Using RAG: Give Agents Your Knowledge
RAG (Retrieval-Augmented Generation) is the technology that lets agents search your Library during conversations. Instead of just relying on their training data, agents can pull in relevant content from your files to give more accurate, context-aware responses.
How RAG works
When you upload a file to the Library, it goes through an indexing pipeline:
- Upload — Your file is stored securely in cloud storage.
- Processing — The content is extracted and split into chunks.
- Embedding — Each chunk is converted into a vector embedding using AI.
- Indexing — Embeddings are stored in a vector database (Qdrant) for fast similarity search.
During a conversation, when an agent determines it needs additional context, it searches your indexed files for the most relevant chunks and includes them in its response generation.
Scoping: Personal vs. Project
- Personal library: Only available to you in your conversations.

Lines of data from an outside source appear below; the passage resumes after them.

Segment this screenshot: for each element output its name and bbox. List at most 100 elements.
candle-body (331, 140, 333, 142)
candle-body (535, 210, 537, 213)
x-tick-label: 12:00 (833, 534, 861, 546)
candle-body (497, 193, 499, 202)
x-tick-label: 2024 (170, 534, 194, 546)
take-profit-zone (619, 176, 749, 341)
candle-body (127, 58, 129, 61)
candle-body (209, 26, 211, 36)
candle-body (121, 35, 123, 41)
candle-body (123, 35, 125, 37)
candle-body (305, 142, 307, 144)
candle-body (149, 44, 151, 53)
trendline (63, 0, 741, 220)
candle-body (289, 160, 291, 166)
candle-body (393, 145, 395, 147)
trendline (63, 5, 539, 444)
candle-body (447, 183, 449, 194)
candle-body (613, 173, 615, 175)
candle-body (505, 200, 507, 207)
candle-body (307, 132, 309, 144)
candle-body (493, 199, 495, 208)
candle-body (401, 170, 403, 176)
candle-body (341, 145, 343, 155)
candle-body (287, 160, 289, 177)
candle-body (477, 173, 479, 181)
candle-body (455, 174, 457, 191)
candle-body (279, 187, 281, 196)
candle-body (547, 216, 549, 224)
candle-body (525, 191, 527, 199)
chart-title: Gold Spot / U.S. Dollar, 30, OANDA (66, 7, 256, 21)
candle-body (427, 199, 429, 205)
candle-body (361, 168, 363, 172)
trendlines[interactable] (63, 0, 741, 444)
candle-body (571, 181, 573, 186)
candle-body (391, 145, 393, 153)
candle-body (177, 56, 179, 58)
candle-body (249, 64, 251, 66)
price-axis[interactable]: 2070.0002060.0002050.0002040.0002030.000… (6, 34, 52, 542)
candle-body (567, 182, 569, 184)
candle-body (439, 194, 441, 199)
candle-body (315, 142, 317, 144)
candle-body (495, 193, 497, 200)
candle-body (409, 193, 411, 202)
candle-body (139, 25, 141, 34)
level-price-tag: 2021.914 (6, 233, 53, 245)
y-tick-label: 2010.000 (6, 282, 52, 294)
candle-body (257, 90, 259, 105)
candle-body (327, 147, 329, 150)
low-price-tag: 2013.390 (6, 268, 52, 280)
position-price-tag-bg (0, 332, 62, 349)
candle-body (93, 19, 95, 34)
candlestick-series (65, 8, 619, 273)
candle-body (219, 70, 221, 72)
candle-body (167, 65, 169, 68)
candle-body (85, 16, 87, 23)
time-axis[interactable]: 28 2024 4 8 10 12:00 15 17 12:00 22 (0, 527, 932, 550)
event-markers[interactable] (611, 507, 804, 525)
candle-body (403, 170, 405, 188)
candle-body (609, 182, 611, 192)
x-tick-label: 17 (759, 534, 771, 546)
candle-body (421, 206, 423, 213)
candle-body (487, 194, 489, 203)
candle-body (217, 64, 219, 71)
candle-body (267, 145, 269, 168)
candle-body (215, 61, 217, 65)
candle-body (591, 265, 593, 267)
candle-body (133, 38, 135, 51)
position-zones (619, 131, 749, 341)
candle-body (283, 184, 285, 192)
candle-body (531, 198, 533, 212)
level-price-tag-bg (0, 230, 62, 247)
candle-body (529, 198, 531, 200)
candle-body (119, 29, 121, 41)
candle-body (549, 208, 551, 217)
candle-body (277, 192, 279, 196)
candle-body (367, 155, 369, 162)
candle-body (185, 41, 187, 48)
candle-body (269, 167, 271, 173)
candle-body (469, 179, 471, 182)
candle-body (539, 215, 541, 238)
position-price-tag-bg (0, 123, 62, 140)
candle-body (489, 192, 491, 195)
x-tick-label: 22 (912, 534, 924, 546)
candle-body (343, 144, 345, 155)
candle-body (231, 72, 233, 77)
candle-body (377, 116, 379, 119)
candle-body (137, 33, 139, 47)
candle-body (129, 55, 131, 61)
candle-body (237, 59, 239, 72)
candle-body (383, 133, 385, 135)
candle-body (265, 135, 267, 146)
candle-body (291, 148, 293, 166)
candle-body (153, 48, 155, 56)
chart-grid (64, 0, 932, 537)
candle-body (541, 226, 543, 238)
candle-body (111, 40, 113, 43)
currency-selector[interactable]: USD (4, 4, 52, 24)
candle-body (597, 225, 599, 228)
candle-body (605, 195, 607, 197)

- Project library: Available to all project members during conversations within that project. Upload project-specific documentation, specs, or reference material here.
What works best with RAG
- Technical documentation, API references, and code examples
- Meeting notes, project specs, and requirements documents
- Research papers, articles, and reference material
- Style guides, brand guidelines, and templates
Tips for better results
- Use descriptive file names — agents see file metadata during search.
- Break large documents into focused files — a 200-page manual is harder to search than 20 focused chapters.
- Keep content current — re-upload or edit files when information changes; the index updates automatically.
- Check processing status — newly uploaded files show a processing indicator. Wait until indexing completes before expecting the agent to reference them.